# Two PDF Files To Print Off / One Successful / Other Not ???



## NorPlan (Sep 25, 2014)

:banghead::facepalm: My Son had sent me an email with 2 PDF File Attachments asking to be Printed Off.. 1st PDF File was Successfully Printed Off. 2nd PDF File , you could bring up and see what was in the PDF File to Print Off .. Once you gave the Command to Print , Printer was Found and Color or Black & White was chosen.. Indicator showing what the Printer See's (Blank) same for the rest of the pages in the PDF File.. 

The How Come & Why Of It ?? If one was successful , why not the other.. All I can think of, the original sender had filled in my Son's name , phone # , email address .. He was to fill in the rest.. I'm thinking this action may have created the Road Block as the Form was not Blank ?? Thoughts & Opinions Appreciated, Can I get around this somehow ??


----------



## Corday (Mar 3, 2010)

Before going to deeply into this, have him send the 2nd file again. I'm assuming you were able to open it.


----------



## NorPlan (Sep 25, 2014)

Corday said:


> Before going to deeply into this, have him send the 2nd file again. I'm assuming you were able to open it.

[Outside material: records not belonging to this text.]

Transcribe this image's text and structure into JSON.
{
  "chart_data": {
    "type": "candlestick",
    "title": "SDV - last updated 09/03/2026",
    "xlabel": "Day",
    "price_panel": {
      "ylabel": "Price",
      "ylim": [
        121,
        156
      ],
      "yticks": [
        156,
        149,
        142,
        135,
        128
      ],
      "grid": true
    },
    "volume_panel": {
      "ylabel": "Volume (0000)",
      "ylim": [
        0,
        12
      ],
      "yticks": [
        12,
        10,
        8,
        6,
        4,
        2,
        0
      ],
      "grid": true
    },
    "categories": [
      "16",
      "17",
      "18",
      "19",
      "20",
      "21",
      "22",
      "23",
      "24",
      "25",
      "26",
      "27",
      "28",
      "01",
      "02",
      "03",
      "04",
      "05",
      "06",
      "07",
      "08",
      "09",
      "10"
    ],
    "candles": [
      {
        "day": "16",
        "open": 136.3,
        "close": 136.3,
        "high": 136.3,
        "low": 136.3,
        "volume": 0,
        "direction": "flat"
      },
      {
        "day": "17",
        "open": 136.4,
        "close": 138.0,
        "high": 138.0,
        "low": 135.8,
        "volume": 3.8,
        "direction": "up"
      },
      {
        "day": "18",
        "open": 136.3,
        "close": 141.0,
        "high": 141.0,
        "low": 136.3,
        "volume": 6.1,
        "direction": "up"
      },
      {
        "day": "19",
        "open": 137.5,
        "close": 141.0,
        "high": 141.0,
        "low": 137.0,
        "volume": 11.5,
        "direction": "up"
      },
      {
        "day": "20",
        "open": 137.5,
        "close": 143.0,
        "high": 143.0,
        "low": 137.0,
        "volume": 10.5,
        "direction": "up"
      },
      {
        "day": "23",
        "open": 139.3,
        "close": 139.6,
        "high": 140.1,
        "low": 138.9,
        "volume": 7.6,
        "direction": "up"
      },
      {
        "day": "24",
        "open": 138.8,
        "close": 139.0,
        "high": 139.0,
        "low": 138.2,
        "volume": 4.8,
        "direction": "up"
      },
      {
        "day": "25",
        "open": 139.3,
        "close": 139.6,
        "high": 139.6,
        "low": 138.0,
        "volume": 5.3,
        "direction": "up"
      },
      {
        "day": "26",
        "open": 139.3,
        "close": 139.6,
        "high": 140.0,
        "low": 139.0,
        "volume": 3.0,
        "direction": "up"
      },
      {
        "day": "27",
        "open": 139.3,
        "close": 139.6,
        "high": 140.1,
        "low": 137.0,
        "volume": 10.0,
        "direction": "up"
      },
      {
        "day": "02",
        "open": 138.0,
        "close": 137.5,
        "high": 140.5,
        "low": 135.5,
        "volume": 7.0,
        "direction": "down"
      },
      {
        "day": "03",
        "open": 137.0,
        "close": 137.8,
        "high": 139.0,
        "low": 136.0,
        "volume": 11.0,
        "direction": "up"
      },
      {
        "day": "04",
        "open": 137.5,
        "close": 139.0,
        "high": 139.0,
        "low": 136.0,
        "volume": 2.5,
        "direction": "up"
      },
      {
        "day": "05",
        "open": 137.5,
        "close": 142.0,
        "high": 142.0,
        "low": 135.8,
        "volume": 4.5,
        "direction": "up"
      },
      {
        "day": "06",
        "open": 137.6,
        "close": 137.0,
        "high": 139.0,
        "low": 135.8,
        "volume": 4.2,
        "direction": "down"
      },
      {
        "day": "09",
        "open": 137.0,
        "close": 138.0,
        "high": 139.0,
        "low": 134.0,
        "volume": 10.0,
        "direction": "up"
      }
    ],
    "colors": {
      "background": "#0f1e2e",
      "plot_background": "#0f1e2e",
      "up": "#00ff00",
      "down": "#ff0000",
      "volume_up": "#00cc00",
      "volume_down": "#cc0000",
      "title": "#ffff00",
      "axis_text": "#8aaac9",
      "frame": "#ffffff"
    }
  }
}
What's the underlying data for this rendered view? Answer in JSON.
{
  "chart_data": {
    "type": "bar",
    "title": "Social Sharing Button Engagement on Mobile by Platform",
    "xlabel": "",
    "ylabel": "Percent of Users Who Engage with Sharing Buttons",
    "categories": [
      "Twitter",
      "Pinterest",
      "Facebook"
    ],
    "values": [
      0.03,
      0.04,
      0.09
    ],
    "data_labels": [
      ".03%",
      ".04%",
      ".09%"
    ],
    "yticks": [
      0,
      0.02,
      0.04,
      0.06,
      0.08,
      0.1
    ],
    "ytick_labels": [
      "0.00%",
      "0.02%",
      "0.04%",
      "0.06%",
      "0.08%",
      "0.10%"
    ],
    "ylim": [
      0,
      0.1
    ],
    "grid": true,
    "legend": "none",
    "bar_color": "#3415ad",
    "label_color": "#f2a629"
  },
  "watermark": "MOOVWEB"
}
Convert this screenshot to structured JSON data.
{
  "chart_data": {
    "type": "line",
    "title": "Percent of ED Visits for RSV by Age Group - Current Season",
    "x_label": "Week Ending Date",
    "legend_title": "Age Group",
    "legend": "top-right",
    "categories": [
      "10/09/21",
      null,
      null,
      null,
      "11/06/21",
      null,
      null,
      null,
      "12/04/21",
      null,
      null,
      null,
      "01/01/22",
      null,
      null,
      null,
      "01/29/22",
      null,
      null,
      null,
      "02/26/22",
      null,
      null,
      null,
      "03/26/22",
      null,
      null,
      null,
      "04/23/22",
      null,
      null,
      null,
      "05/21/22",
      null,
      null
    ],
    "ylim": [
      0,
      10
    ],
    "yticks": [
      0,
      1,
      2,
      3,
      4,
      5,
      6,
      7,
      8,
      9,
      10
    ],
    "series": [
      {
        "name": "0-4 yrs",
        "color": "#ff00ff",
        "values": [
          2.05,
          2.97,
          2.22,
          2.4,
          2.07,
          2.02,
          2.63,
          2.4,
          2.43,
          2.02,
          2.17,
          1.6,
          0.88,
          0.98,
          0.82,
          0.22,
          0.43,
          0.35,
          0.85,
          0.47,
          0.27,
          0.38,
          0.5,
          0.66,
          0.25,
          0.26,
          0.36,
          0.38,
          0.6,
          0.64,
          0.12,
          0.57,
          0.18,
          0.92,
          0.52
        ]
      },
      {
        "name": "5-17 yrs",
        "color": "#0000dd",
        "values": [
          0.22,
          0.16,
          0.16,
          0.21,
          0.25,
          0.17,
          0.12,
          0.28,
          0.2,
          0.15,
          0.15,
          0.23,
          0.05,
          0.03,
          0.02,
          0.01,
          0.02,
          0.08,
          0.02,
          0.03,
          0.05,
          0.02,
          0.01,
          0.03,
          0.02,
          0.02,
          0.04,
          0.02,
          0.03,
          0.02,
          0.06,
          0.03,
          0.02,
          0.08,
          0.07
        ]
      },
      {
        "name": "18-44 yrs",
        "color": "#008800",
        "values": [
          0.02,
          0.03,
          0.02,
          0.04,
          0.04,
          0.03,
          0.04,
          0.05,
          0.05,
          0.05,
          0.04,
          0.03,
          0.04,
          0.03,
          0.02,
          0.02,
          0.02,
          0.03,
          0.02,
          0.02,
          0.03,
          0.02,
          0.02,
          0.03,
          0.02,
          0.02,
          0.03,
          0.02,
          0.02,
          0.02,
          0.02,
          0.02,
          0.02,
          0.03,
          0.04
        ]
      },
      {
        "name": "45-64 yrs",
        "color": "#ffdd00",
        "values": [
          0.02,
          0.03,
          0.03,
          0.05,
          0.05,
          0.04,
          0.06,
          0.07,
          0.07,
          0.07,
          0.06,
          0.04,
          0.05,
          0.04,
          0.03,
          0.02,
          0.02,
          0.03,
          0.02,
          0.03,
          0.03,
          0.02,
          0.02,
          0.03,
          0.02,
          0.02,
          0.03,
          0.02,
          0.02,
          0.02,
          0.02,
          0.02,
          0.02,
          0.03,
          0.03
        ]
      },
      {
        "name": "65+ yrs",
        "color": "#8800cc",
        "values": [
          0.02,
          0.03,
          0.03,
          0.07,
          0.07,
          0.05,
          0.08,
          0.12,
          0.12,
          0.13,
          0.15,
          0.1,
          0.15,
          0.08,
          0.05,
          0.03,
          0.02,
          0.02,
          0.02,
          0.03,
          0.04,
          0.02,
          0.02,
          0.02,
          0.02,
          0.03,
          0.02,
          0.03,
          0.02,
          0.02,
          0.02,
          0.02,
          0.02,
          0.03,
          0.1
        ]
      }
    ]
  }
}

:angel: Yep, I originally tried going through my Gmail Acct. to No Avail.. At that time Both PDF's wouldn't respond .. Switched to my iPad email app, 1st PDF was successfully printed off.. Yes I can Open the 2nd PDF in the email, but that is as far as I can get with any measure of success.. :whistling: Following the links to Print Off 2nd PDF, the Window showing what the Printer see's is (Blank).. Stumped :hide: Why One would be successful and the Other Not .. When Both PDF's came from the same App Source Original Sender Used..


----------



## Corday (Mar 3, 2010)

Make sure you're not trying to print 2 pages to one sheet. In fact, recheck all printer options.


----------



## spunk.funk (May 13, 2010)

_Save_ the PDF documents to your desktop or download location. Open the _Saved_ PDF that wouldn't print, then go* File/Print*.


----------



## NorPlan (Sep 25, 2014)

spunk.funk said:


> _Save_ the PDF documents to your desktop or download location. Open the _Saved_ PDF that wouldn't print, then go* File/Print*.



:hide: Unfortunately we are WiFi and iPads Only in this Household..


----------



## Corday (Mar 3, 2010)

Can't you save to a file?


----------



## spunk.funk (May 13, 2010)

It doesn't matter if you are WiFi or Ethernet cable or if just an iPad, you can still Save your document


----------